Original topic: spark读取tidb,所有select出来的数据都在一个executor中,最后导致了oom
[TiDB Usage Environment] Production Environment / Testing / Poc
[TiDB Version] 6.0.0
[Reproduction Path] What operations were performed to cause the issue: Spark querying TiDB
[Encountered Issue: Problem Phenomenon and Impact]
When Spark reads TiDB, all the selected data is in one executor, which eventually leads to OOM. Is this an issue with TiDB itself?
[Resource Configuration]
[Attachment: Screenshot/Logs/Monitoring]
Regarding the issue of Spark reading methods, it is recommended to use TiDB’s TiSpark to read TiDB, which will achieve a more balanced reading capability. If Spark’s JDBC reading method does not specify a partition key (RDD distribution), it will read into a single executor.
If a query returns a very large amount of data, it may cause Spark executor memory to be insufficient, triggering an OOM error.
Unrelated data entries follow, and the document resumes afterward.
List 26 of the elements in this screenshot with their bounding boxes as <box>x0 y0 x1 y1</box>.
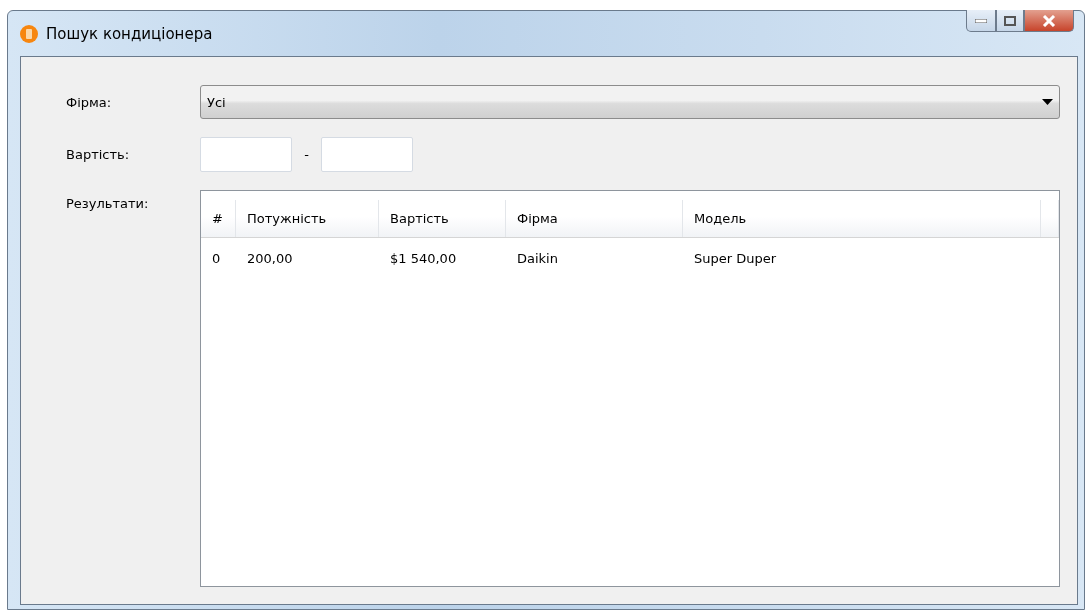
close-icon <box>1042 14 1056 27</box>
firm-dropdown[interactable]: Усі <box>200 85 1060 119</box>
column-header[interactable]: # <box>201 200 236 237</box>
table-cell-text: $1 540,00 <box>389 249 458 268</box>
minimize-icon <box>975 18 987 23</box>
table-cell-text: 0 <box>211 249 222 268</box>
app-icon <box>20 24 38 43</box>
table-cell-text: Daikin <box>516 249 559 268</box>
close-button[interactable] <box>1024 10 1074 32</box>
range-dash: - <box>303 147 310 162</box>
window-title: Пошук кондиціонера <box>46 24 213 43</box>
table-cell-text: Super Duper <box>693 249 778 268</box>
maximize-icon <box>1004 15 1016 26</box>
column-header[interactable]: Модель <box>683 200 1041 237</box>
table-cell-text: 200,00 <box>246 249 294 268</box>
results-label: Результати: <box>66 196 150 211</box>
column-header[interactable]: Потужність <box>236 200 379 237</box>
firm-label: Фірма: <box>66 94 113 110</box>
column-header[interactable]: Фірма <box>506 200 683 237</box>
cost-from-field[interactable] <box>200 137 292 172</box>
maximize-button[interactable] <box>996 10 1024 32</box>
column-header[interactable]: Вартість <box>379 200 506 237</box>
dropdown-arrow-icon <box>1042 99 1053 105</box>
cost-label: Вартість: <box>66 147 131 162</box>
cost-to-field[interactable] <box>321 137 413 172</box>
minimize-button[interactable] <box>966 10 996 32</box>
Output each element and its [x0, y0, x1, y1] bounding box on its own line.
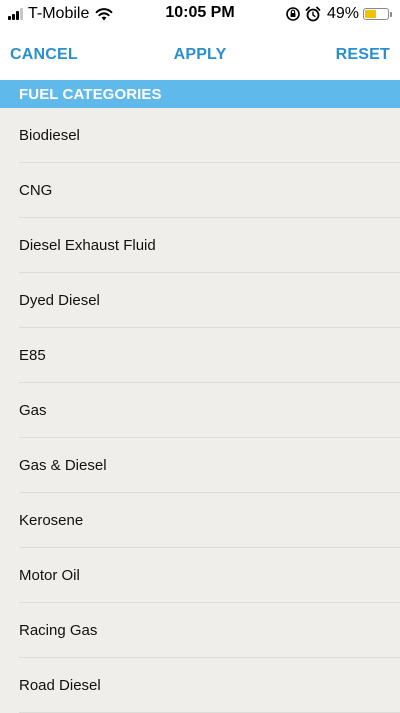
list-item-kerosene[interactable]: Kerosene — [0, 493, 400, 548]
list-item-diesel-exhaust-fluid[interactable]: Diesel Exhaust Fluid — [0, 218, 400, 273]
list-item-label: CNG — [19, 182, 53, 199]
list-item-gas-and-diesel[interactable]: Gas & Diesel — [0, 438, 400, 493]
battery-level — [365, 10, 376, 18]
section-title: FUEL CATEGORIES — [19, 86, 162, 103]
battery-icon — [363, 8, 389, 20]
list-item-label: E85 — [19, 347, 46, 364]
list-item-label: Kerosene — [19, 512, 84, 529]
status-bar: T-Mobile 10:05 PM 49% — [0, 0, 400, 28]
list-item-label: Motor Oil — [19, 567, 80, 584]
nav-bar: CANCEL APPLY RESET — [0, 28, 400, 80]
status-right: 49% — [281, 4, 392, 24]
fuel-category-list: Biodiesel CNG Diesel Exhaust Fluid Dyed … — [0, 108, 400, 713]
list-item-cng[interactable]: CNG — [0, 163, 400, 218]
battery-nub — [390, 11, 392, 17]
list-item-racing-gas[interactable]: Racing Gas — [0, 603, 400, 658]
list-item-motor-oil[interactable]: Motor Oil — [0, 548, 400, 603]
reset-button[interactable]: RESET — [336, 46, 390, 64]
list-item-label: Road Diesel — [19, 677, 101, 694]
list-item-label: Gas & Diesel — [19, 457, 107, 474]
list-item-label: Diesel Exhaust Fluid — [19, 237, 156, 254]
list-item-biodiesel[interactable]: Biodiesel — [0, 108, 400, 163]
orientation-lock-icon — [286, 7, 300, 21]
section-header-fuel-categories: FUEL CATEGORIES — [0, 80, 400, 108]
list-item-label: Racing Gas — [19, 622, 98, 639]
list-item-label: Gas — [19, 402, 47, 419]
list-item-label: Dyed Diesel — [19, 292, 100, 309]
list-item-e85[interactable]: E85 — [0, 328, 400, 383]
alarm-icon — [305, 6, 321, 22]
list-item-dyed-diesel[interactable]: Dyed Diesel — [0, 273, 400, 328]
list-item-gas[interactable]: Gas — [0, 383, 400, 438]
battery-percent: 49% — [326, 5, 359, 22]
list-item-label: Biodiesel — [19, 127, 80, 144]
list-item-road-diesel[interactable]: Road Diesel — [0, 658, 400, 713]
In this case, you need to optimize the query statement, refining the query conditions to the smallest range to reduce the amount of data returned.
You can refer to this for manual partitioning with JDBC: JDBC To Other Databases - Spark 3.5.1 Documentation
If the query involves a large amount of data, you can try optimizing the query conditions, such as adding indexes and using appropriate filtering conditions, to reduce the amount of data read.